Lucy Sante, The Parliament of Fowls, 2020, paper collage, approx. 24 x 14".
Lucy Sante, The Parliament of Fowls, 2020, paper collage, approx. 24 x 14″.

“Almost everything of interest in New York City lies in some degree of proximity to music,” Sante writes in the title essay of Maybe the People. The second piece in the book is one of her most luminous, “E. S. P.,” a six-layer décollage that takes place in the most Santean of states: a New York filled with a “palpable nothing,” reggae, and doo-wop.

Two friends are coming down from a drug high, and each is hearing “Florence,” a doo-wop tune by the Paragons, though neither is talking about it. When they get off the train, they are in Santeland, with nothing moving but the garbage trucks, the pre-dawn phase also described in “My Lost City.” If “liminal” hadn’t been rubbed into dust by overuse, it would be a word for the states Sante lives and writes in. And why this song? “It’s so ghostly you can’t imagine it ever sounding new.” The perfect music, then. And doo-wop itself is “a spectral genre” that “happened on street corners.” For Sante, recorded doo-wop “might sound posthumous.” We’re being serenaded by the dead, literally. We don’t know anything about the couple on the train, other than them hearing the same doo-wop song in their heads at the same time.

Sante imagines a woman disembarking from a bus at Port Authority, amid the hustlers and undercover cops and “translucent figures who came to the terminal just because they liked the smell of people.” This woman trailing her “ten-ton bags” who caused “grown men to tiptoe around her” seems to be the same person who writes from California about an earring that makes her look “vy fem(me)?” and an “outrageous calligraphic scar” on her ass she’s gotten by leaning against a heater. She is almost certainly E., whom our narrator dances with at Isaiah’s, listening to the bass and slackness of General Echo.

And then it seems E. has declined rapidly, in a nursing home, and died. The narrator writes a letter about letters. She goes to collect her correspondence with E., “probably the closest thing to a diary I ever kept, in the key years 1979–1983.” This is described as “exercising my usual dodge, which is to turn all of life into research materials.” E.—who brought takeout food to a club in 1987—ends up “looking like someone who’d hit you up for spare change in Tompkins Square Park.” Our narrator wonders if they should maybe never have met.

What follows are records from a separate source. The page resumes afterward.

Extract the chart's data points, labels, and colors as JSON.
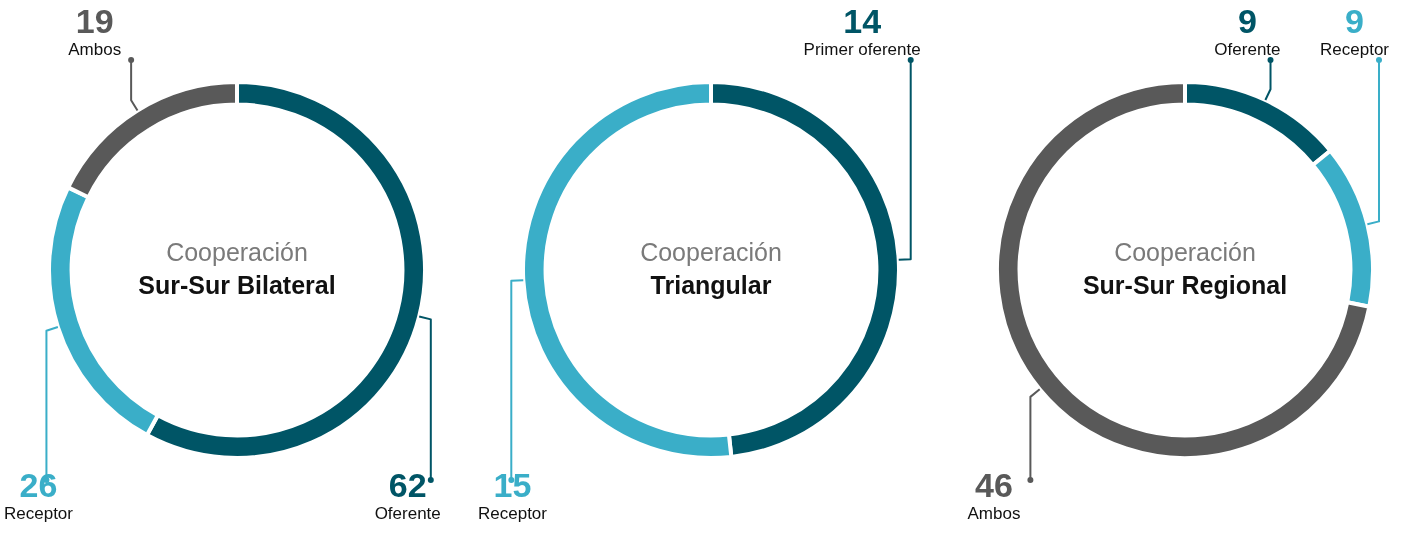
{
  "chart_data": [
    {
      "type": "donut",
      "title": "Cooperación",
      "subtitle": "Sur-Sur Bilateral",
      "categories": [
        "Oferente",
        "Receptor",
        "Ambos"
      ],
      "values": [
        62,
        26,
        19
      ],
      "colors": [
        "#005566",
        "#3aaec8",
        "#595959"
      ],
      "data_labels": true
    },
    {
      "type": "donut",
      "title": "Cooperación",
      "subtitle": "Triangular",
      "categories": [
        "Primer oferente",
        "Receptor"
      ],
      "values": [
        14,
        15
      ],
      "colors": [
        "#005566",
        "#3aaec8"
      ],
      "data_labels": true
    },
    {
      "type": "donut",
      "title": "Cooperación",
      "subtitle": "Sur-Sur Regional",
      "categories": [
        "Oferente",
        "Receptor",
        "Ambos"
      ],
      "values": [
        9,
        9,
        46
      ],
      "colors": [
        "#005566",
        "#3aaec8",
        "#595959"
      ],
      "data_labels": true
    }
  ]
}
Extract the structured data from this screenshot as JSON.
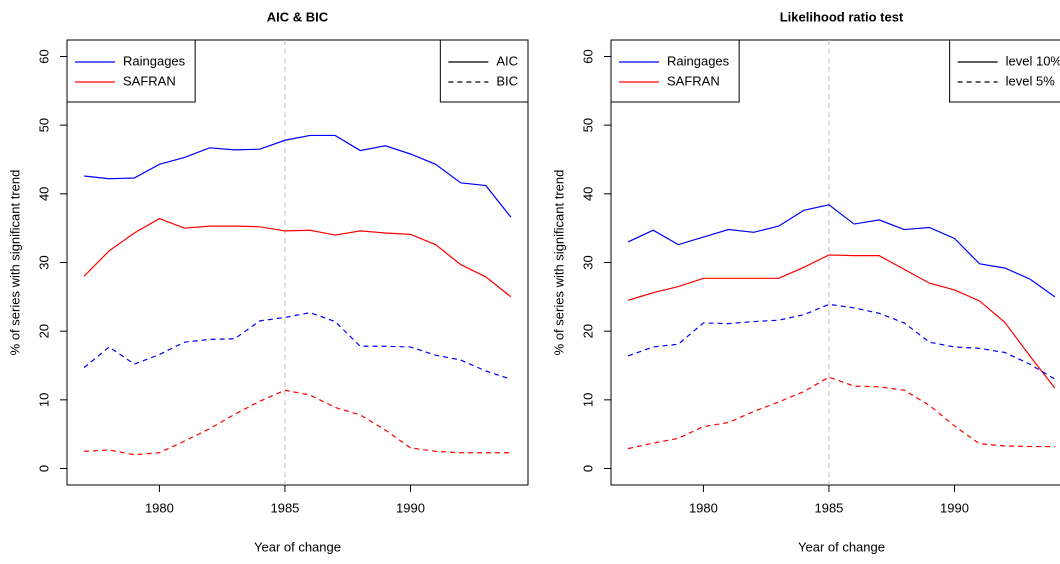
{
  "chart_data": [
    {
      "type": "line",
      "title": "AIC & BIC",
      "xlabel": "Year of change",
      "ylabel": "% of series with significant trend",
      "x": [
        1977,
        1978,
        1979,
        1980,
        1981,
        1982,
        1983,
        1984,
        1985,
        1986,
        1987,
        1988,
        1989,
        1990,
        1991,
        1992,
        1993,
        1994
      ],
      "xlim": [
        1976.32,
        1994.68
      ],
      "xticks": [
        1980,
        1985,
        1990
      ],
      "ylim": [
        -2.4,
        62.4
      ],
      "yticks": [
        0,
        10,
        20,
        30,
        40,
        50,
        60
      ],
      "vline": 1985,
      "series": [
        {
          "color": "#0000ff",
          "dash": "solid",
          "values": [
            42.6,
            42.2,
            42.3,
            44.3,
            45.3,
            46.7,
            46.4,
            46.5,
            47.8,
            48.5,
            48.5,
            46.3,
            47.0,
            45.8,
            44.3,
            41.6,
            41.2,
            36.6
          ]
        },
        {
          "color": "#ff0000",
          "dash": "solid",
          "values": [
            28.0,
            31.7,
            34.3,
            36.4,
            35.0,
            35.3,
            35.3,
            35.2,
            34.6,
            34.7,
            34.0,
            34.6,
            34.3,
            34.1,
            32.6,
            29.7,
            27.9,
            25.0
          ]
        },
        {
          "color": "#0000ff",
          "dash": "dashed",
          "values": [
            14.7,
            17.7,
            15.2,
            16.6,
            18.4,
            18.8,
            18.9,
            21.5,
            22.0,
            22.7,
            21.4,
            17.8,
            17.8,
            17.7,
            16.5,
            15.8,
            14.2,
            13.0
          ]
        },
        {
          "color": "#ff0000",
          "dash": "dashed",
          "values": [
            2.5,
            2.7,
            2.0,
            2.3,
            4.0,
            5.8,
            7.9,
            9.8,
            11.4,
            10.7,
            8.9,
            7.8,
            5.6,
            3.0,
            2.5,
            2.3,
            2.3,
            2.3
          ]
        }
      ],
      "legends": [
        {
          "position": "topleft",
          "entries": [
            {
              "name": "Raingages",
              "color": "#0000ff",
              "dash": "solid"
            },
            {
              "name": "SAFRAN",
              "color": "#ff0000",
              "dash": "solid"
            }
          ]
        },
        {
          "position": "topright",
          "entries": [
            {
              "name": "AIC",
              "color": "#000000",
              "dash": "solid"
            },
            {
              "name": "BIC",
              "color": "#000000",
              "dash": "dashed"
            }
          ]
        }
      ]
    },
    {
      "type": "line",
      "title": "Likelihood ratio test",
      "xlabel": "Year of change",
      "ylabel": "% of series with significant trend",
      "x": [
        1977,
        1978,
        1979,
        1980,
        1981,
        1982,
        1983,
        1984,
        1985,
        1986,
        1987,
        1988,
        1989,
        1990,
        1991,
        1992,
        1993,
        1994
      ],
      "xlim": [
        1976.32,
        1994.68
      ],
      "xticks": [
        1980,
        1985,
        1990
      ],
      "ylim": [
        -2.4,
        62.4
      ],
      "yticks": [
        0,
        10,
        20,
        30,
        40,
        50,
        60
      ],
      "vline": 1985,
      "series": [
        {
          "color": "#0000ff",
          "dash": "solid",
          "values": [
            33.0,
            34.7,
            32.6,
            33.7,
            34.8,
            34.4,
            35.3,
            37.6,
            38.4,
            35.6,
            36.2,
            34.8,
            35.1,
            33.5,
            29.8,
            29.2,
            27.6,
            25.0
          ]
        },
        {
          "color": "#ff0000",
          "dash": "solid",
          "values": [
            24.5,
            25.6,
            26.5,
            27.7,
            27.7,
            27.7,
            27.7,
            29.3,
            31.1,
            31.0,
            31.0,
            29.0,
            27.0,
            26.0,
            24.4,
            21.3,
            16.4,
            11.7
          ]
        },
        {
          "color": "#0000ff",
          "dash": "dashed",
          "values": [
            16.4,
            17.7,
            18.1,
            21.2,
            21.1,
            21.4,
            21.6,
            22.4,
            23.9,
            23.4,
            22.6,
            21.2,
            18.4,
            17.7,
            17.5,
            16.9,
            15.2,
            13.0
          ]
        },
        {
          "color": "#ff0000",
          "dash": "dashed",
          "values": [
            2.9,
            3.7,
            4.4,
            6.1,
            6.7,
            8.3,
            9.7,
            11.2,
            13.3,
            12.0,
            11.9,
            11.4,
            9.2,
            6.2,
            3.6,
            3.3,
            3.2,
            3.2
          ]
        }
      ],
      "legends": [
        {
          "position": "topleft",
          "entries": [
            {
              "name": "Raingages",
              "color": "#0000ff",
              "dash": "solid"
            },
            {
              "name": "SAFRAN",
              "color": "#ff0000",
              "dash": "solid"
            }
          ]
        },
        {
          "position": "topright",
          "entries": [
            {
              "name": "level 10%",
              "color": "#000000",
              "dash": "solid"
            },
            {
              "name": "level 5%",
              "color": "#000000",
              "dash": "dashed"
            }
          ]
        }
      ]
    }
  ]
}
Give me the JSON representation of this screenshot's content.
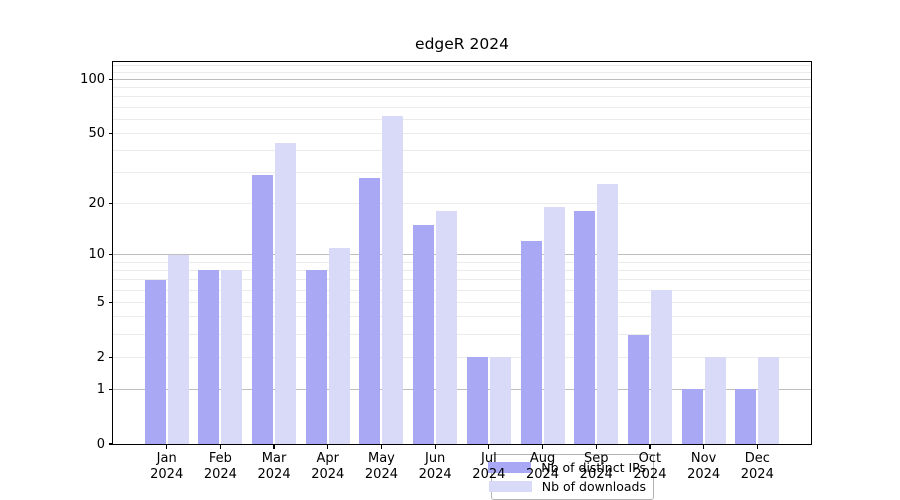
{
  "chart_data": {
    "type": "bar",
    "title": "edgeR 2024",
    "categories": [
      "Jan",
      "Feb",
      "Mar",
      "Apr",
      "May",
      "Jun",
      "Jul",
      "Aug",
      "Sep",
      "Oct",
      "Nov",
      "Dec"
    ],
    "x_tick_year": "2024",
    "series": [
      {
        "name": "Nb of distinct IPs",
        "color": "#a8a8f5",
        "values": [
          7,
          8,
          29,
          8,
          28,
          15,
          2,
          12,
          18,
          3,
          1,
          1
        ]
      },
      {
        "name": "Nb of downloads",
        "color": "#d9d9f8",
        "values": [
          10,
          8,
          44,
          11,
          63,
          18,
          2,
          19,
          26,
          6,
          2,
          2
        ]
      }
    ],
    "xlabel": "",
    "ylabel": "",
    "yscale": "log1p",
    "ylim": [
      0,
      125
    ],
    "y_ticks": [
      0,
      1,
      2,
      5,
      10,
      20,
      50,
      100
    ],
    "grid_on": true,
    "grid_major_values": [
      1,
      10,
      100
    ],
    "grid_minor_values": [
      2,
      3,
      4,
      5,
      6,
      7,
      8,
      9,
      20,
      30,
      40,
      50,
      60,
      70,
      80,
      90,
      110,
      120
    ],
    "legend_position": "lower center",
    "colors": {
      "major_grid": "#bdbdbd",
      "minor_grid": "#ebebeb",
      "axis": "#000000",
      "legend_border": "#b3b3b3",
      "background": "#ffffff"
    }
  }
}
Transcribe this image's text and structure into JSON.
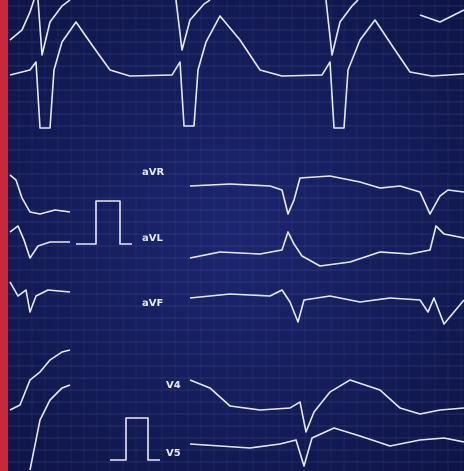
{
  "labels": [
    "aVR",
    "aVL",
    "aVF",
    "V4",
    "V5"
  ]
}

We move backward, suddenly, and our friends from the train are up on the roof, talking “at cross-purposes.” “Sally Go Round the Roses,” by the Jaynetts, is playing on an unseen radio as the sun rises. The song (or simply the lyric) loops, and our roof tourists have “no purchase on it, no more than they have power over the sun.” This state, between all the known worlds, where music comes from above, with no physical trace, is where the living and the dead commingle and mist us. Sante writes that the Jaynetts song, “whatever it might be, will continue beginning and ending, over and over and over again, per omnia saecula saeculorum.” This will be the case, as the dead come back to life, stillborn or reborn at sixty-seven or frozen into the gargoyles looking down from a church become a deli become a club become, as all roads indicate, a bank.

Sasha Frere-Jones is a writer and musician living in the East Village. He is working on a memoir.